Place all ingredients in a blender, and blend until smooth and well-combined. Place in the refrigerator to rest for at least 1 hour (this allows the bubbles formed by the blender to dissipate).
Heat a medium nonstick pan over medium to medium-high heat. Add a small amount of butter and swirl to coat the pan. Pour 1/4 cup of the crepe batter into the middle of the pan, then swirl the pan so that the batter thinly coats the bottom of the pan. Allow to cook for about 1 minute, until set and lightly browned on the bottom - small bubbles will appear on the top when it is ready to flip (just like a pancake). To flip, use a rubber spatula to gently lift the edge of the crepe. Slide the spatula under the crepe, then lift the crepe up and flip it over. Cook for about 30 seconds on the second side, then remove to a plate. Cooked crepes can be stacked on top of each other without sticking together.

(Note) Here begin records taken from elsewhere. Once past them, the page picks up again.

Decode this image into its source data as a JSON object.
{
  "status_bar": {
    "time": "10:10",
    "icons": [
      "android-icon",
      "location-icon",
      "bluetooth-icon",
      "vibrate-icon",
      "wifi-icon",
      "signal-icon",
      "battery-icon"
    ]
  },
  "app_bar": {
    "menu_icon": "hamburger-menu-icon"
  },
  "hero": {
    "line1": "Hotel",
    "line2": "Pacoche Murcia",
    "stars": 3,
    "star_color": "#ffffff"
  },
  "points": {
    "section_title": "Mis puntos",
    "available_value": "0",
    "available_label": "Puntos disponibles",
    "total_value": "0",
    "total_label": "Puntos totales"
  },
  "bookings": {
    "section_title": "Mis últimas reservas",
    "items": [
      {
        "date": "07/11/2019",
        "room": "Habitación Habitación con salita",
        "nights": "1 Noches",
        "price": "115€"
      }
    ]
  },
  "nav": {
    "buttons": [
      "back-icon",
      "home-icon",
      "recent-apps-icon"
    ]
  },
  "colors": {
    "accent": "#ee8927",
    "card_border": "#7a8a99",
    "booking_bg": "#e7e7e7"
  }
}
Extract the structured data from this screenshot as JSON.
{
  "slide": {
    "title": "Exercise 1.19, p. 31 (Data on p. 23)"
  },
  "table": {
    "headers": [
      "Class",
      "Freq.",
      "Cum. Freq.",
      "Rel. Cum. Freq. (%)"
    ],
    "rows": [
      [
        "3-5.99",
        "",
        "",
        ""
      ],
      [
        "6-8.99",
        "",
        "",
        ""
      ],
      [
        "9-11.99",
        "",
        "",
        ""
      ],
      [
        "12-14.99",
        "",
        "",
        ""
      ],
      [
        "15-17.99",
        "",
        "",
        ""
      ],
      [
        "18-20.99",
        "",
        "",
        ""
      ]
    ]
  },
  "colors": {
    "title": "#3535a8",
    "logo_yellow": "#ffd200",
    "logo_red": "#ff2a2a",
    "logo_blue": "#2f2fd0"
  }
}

Your first crepe will probably not turn out very well. This is normal; have patience, they will get better!
Make the ricotta filling:
Place ingredients in a food processor and process until combined.
Make the peach syrup:
Place the butter, brown sugar, and whiskey in a small saucepan. Bring to a boil over medium heat; add the sliced peaches and allow to simmer for 3-5 minutes or until reduced. For a thicker syrup, simmer a few minutes longer.
To assemble:
Spread 2 tablespoons of filling on half of one crepe. Fold the crepe in half, then in half again (it will now be folded into quarters). Repeat with remaining crepes. Place 1-2 filled crepes on each plate, top with the peach syrup, and dust with powdered sugar (if desired).
Notes
The honey whiskey in the peach syrup can be substituted for 1 tablespoon of orange juice plus 1/2 teaspoon of honey. The crepes and ricotta filling can be made ahead of time and stored in the fridge until assembly.